In the Bible, human love for Jesus is always given as agape (Godly, selfless, sacrificial, unconditional love) or phileo (brotherly love). By his description, the professor attempts to substitute eros love (physical attraction or passionate desire) which can be used in a positive sense relating to husband and wife, or negatively for a number of forbidden acts, but is never used in the Bible with respect to loving Jesus.

Turning to the aspect of context, Ms Reid opened the segment by saying that anyone can manipulate the Bible to support any argument or position. It is somewhat ironic that, although the host was directing her comment to those she perceived to be intolerant of behavior that is condemned in Scripture, her guest then proceeded to make erroneous statements about the Bible in an attempt to prove his point. In reality however, Ms Reid's opening statement is only true to a point. In order to support a false argument, one must disregard the most important interpretation principle, that of regula fidei (rule of faith) or analogia fidei (analogy of faith). This rule basically means that we should interpret any portion of Scripture within the context of the whole because Scripture (when properly understood) will never contradict itself. The “tensions” spoke of by the professor are introduced by those who either don't understand the Scriptures or twist them for their own agenda (or both).

Thus, even though a person may not have a working knowledge of the original language, they can still understand the basic meaning by consulting related Scripture passages. In our case, we could look at the descriptions of love (agape) in Paul’s letter to the Corinthians.

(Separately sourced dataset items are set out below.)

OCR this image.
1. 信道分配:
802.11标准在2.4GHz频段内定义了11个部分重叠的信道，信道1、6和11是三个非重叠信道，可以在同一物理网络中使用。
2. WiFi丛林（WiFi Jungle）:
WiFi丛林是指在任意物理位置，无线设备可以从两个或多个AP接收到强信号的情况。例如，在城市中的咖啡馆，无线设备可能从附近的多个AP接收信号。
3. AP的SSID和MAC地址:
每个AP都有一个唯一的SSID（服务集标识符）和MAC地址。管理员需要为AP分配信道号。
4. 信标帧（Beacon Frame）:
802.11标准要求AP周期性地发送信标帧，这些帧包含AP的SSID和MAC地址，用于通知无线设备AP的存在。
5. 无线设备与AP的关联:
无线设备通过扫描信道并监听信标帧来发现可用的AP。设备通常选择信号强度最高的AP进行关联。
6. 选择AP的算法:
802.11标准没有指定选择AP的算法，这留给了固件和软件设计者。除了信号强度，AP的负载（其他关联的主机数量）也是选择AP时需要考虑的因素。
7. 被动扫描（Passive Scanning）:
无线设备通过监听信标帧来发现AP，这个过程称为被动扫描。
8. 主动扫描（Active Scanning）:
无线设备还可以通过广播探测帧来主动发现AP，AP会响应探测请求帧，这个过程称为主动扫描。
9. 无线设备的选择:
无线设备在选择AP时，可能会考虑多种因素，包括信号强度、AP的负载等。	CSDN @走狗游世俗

Love is patient, love is kind. It does not envy, it does not boast, it is not proud. It is not rude, it is not self-seeking, it is not easily angered, it keeps no record of wrongs. Love does not delight in evil but rejoices with the truth. It always protects, always trusts, always hopes, always perseveres. Love never fails (1Cor 13:4-8).
Would a person without an ulterior motive equate these characteristics of love to physical or sexual attraction?

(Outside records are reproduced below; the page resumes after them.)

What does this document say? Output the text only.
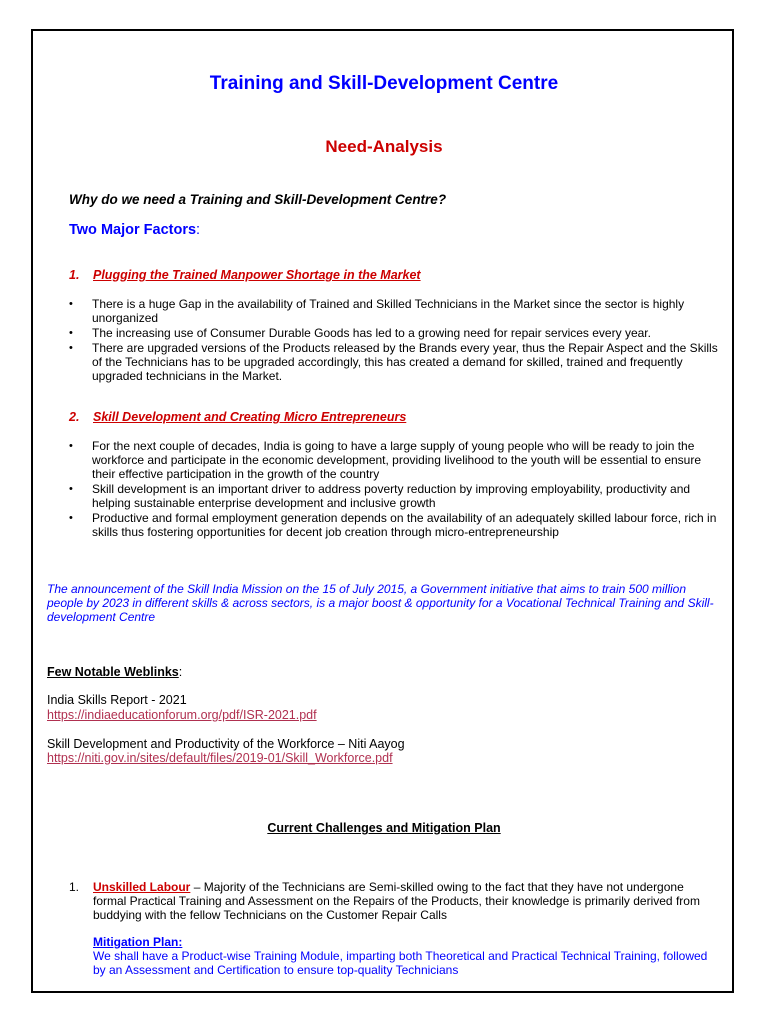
Training and Skill-Development Centre
Need-Analysis

Why do we need a Training and Skill-Development Centre?

Two Major Factors:

1. Plugging the Trained Manpower Shortage in the Market

• There is a huge Gap in the availability of Trained and Skilled Technicians in the Market since the sector is highly unorganized
• The increasing use of Consumer Durable Goods has led to a growing need for repair services every year.
• There are upgraded versions of the Products released by the Brands every year, thus the Repair Aspect and the Skills of the Technicians has to be upgraded accordingly, this has created a demand for skilled, trained and frequently upgraded technicians in the Market.

2. Skill Development and Creating Micro Entrepreneurs

• For the next couple of decades, India is going to have a large supply of young people who will be ready to join the workforce and participate in the economic development, providing livelihood to the youth will be essential to ensure their effective participation in the growth of the country
• Skill development is an important driver to address poverty reduction by improving employability, productivity and helping sustainable enterprise development and inclusive growth
• Productive and formal employment generation depends on the availability of an adequately skilled labour force, rich in skills thus fostering opportunities for decent job creation through micro-entrepreneurship

The announcement of the Skill India Mission on the 15 of July 2015, a Government initiative that aims to train 500 million people by 2023 in different skills & across sectors, is a major boost & opportunity for a Vocational Technical Training and Skill-development Centre

Few Notable Weblinks:

India Skills Report - 2021

https://indiaeducationforum.org/pdf/ISR-2021.pdf

Skill Development and Productivity of the Workforce – Niti Aayog

https://niti.gov.in/sites/default/files/2019-01/Skill_Workforce.pdf

Current Challenges and Mitigation Plan

1. Unskilled Labour – Majority of the Technicians are Semi-skilled owing to the fact that they have not undergone formal Practical Training and Assessment on the Repairs of the Products, their knowledge is primarily derived from buddying with the fellow Technicians on the Customer Repair Calls
Mitigation Plan:
We shall have a Product-wise Training Module, imparting both Theoretical and Practical Technical Training, followed by an Assessment and Certification to ensure top-quality Technicians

We find much more of “love” in the the second, third and fourth chapters of John’s first epistle. In addition, it also contrasts the professor’s version of worldly love with Godly love, “the cravings of sinful man, the lust of his eyes and the boasting of what he has and does--comes not from the Father but from the world” (1Jn 2:16). The letter (and John’s Gospel) also makes multiple ties between our love for Jesus and our obedience to Him.

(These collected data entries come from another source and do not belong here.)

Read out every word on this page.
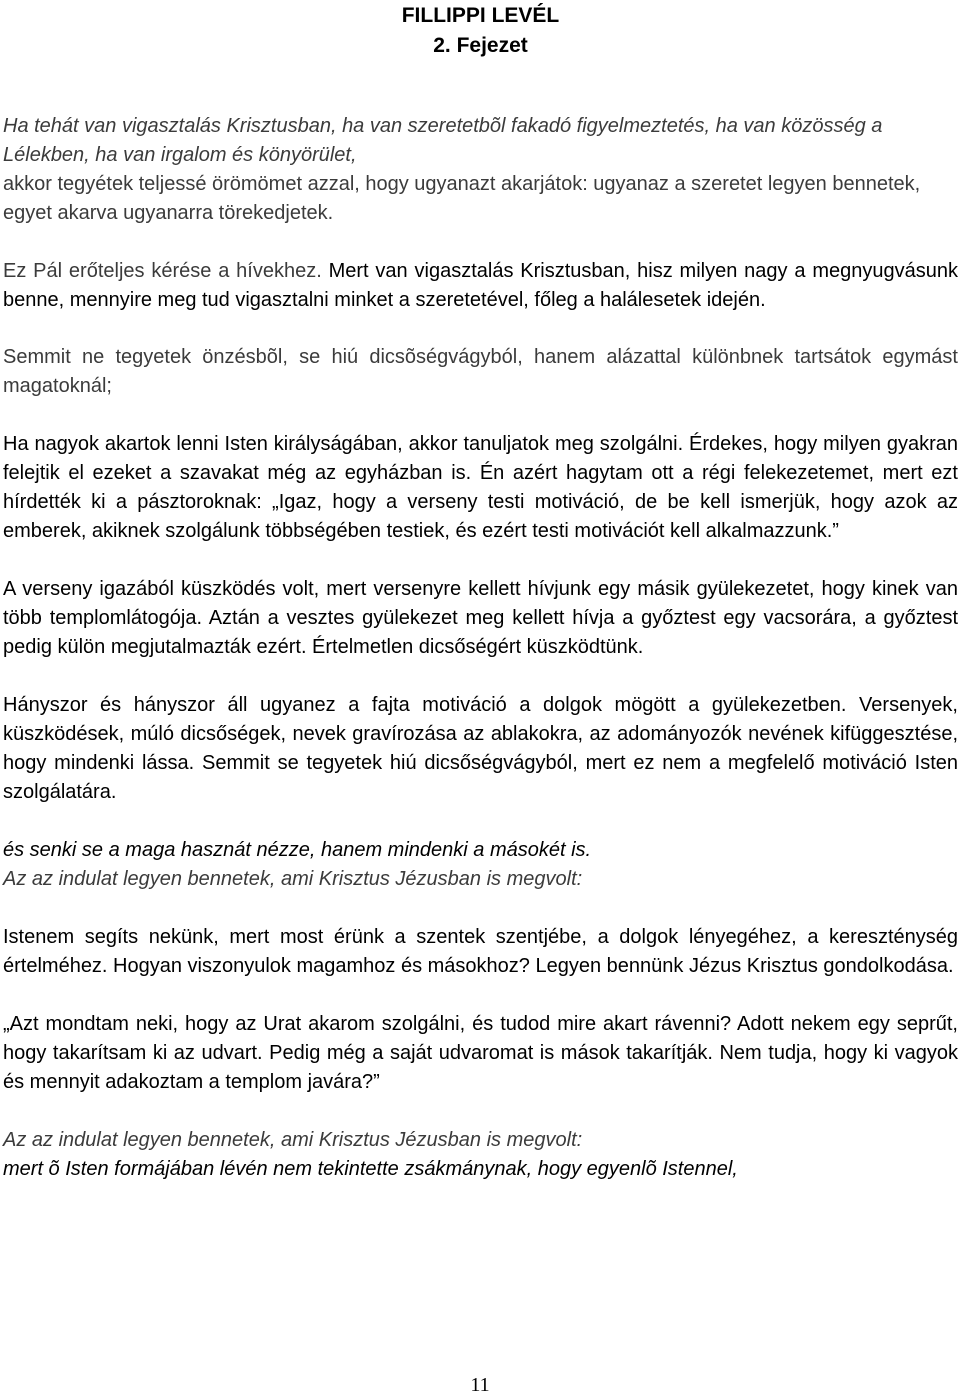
FILLIPPI LEVÉL
2. Fejezet

Ha tehát van vigasztalás Krisztusban, ha van szeretetbõl fakadó figyelmeztetés, ha van közösség a Lélekben, ha van irgalom és könyörület,

akkor tegyétek teljessé örömömet azzal, hogy ugyanazt akarjátok: ugyanaz a szeretet legyen bennetek, egyet akarva ugyanarra törekedjetek.

Ez Pál erőteljes kérése a hívekhez. Mert van vigasztalás Krisztusban, hisz milyen nagy a megnyugvásunk benne, mennyire meg tud vigasztalni minket a szeretetével, főleg a halálesetek idején.

Semmit ne tegyetek önzésbõl, se hiú dicsõségvágyból, hanem alázattal különbnek tartsátok egymást magatoknál;

Ha nagyok akartok lenni Isten királyságában, akkor tanuljatok meg szolgálni. Érdekes, hogy milyen gyakran felejtik el ezeket a szavakat még az egyházban is. Én azért hagytam ott a régi felekezetemet, mert ezt hírdették ki a pásztoroknak: „Igaz, hogy a verseny testi motiváció, de be kell ismerjük, hogy azok az emberek, akiknek szolgálunk többségében testiek, és ezért testi motivációt kell alkalmazzunk.”

A verseny igazából küszködés volt, mert versenyre kellett hívjunk egy másik gyülekezetet, hogy kinek van több templomlátogója. Aztán a vesztes gyülekezet meg kellett hívja a győztest egy vacsorára, a győztest pedig külön megjutalmazták ezért. Értelmetlen dicsőségért küszködtünk.

Hányszor és hányszor áll ugyanez a fajta motiváció a dolgok mögött a gyülekezetben. Versenyek, küszködések, múló dicsőségek, nevek gravírozása az ablakokra, az adományozók nevének kifüggesztése, hogy mindenki lássa. Semmit se tegyetek hiú dicsőségvágyból, mert ez nem a megfelelő motiváció Isten szolgálatára.

és senki se a maga hasznát nézze, hanem mindenki a másokét is.

Az az indulat legyen bennetek, ami Krisztus Jézusban is megvolt:

Istenem segíts nekünk, mert most érünk a szentek szentjébe, a dolgok lényegéhez, a kereszténység értelméhez. Hogyan viszonyulok magamhoz és másokhoz? Legyen bennünk Jézus Krisztus gondolkodása.

„Azt mondtam neki, hogy az Urat akarom szolgálni, és tudod mire akart rávenni? Adott nekem egy seprűt, hogy takarítsam ki az udvart. Pedig még a saját udvaromat is mások takarítják. Nem tudja, hogy ki vagyok és mennyit adakoztam a templom javára?”

Az az indulat legyen bennetek, ami Krisztus Jézusban is megvolt:

mert õ Isten formájában lévén nem tekintette zsákmánynak, hogy egyenlõ Istennel,

11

Students of the Bible should not be surprised at the lack of ability by the professor and members of the media to properly understand Scripture. The Bible tells us

We have not received the spirit of the world but the Spirit who is from God, that we may understand what God has freely given us. This is what we speak, not in words taught us by human wisdom but in words taught by the Spirit, expressing spiritual truths in spiritual words. The man without the Spirit does not accept the things that come from the Spirit of God, for they are foolishness to him, and he cannot understand them, because they are spiritually discerned (1Cor 2:12-14).
Returning to the second chapter of John’s first epistle, immediately after contrasting worldly love with Godly love, John follows with a warning to us about the many antichrists that we'll encounter, describing them as “those who are trying to lead you astray” (1Jn 2:26). Therefore, we must regularly put on all our armor, particularly by studying and properly interpreting the Word of God.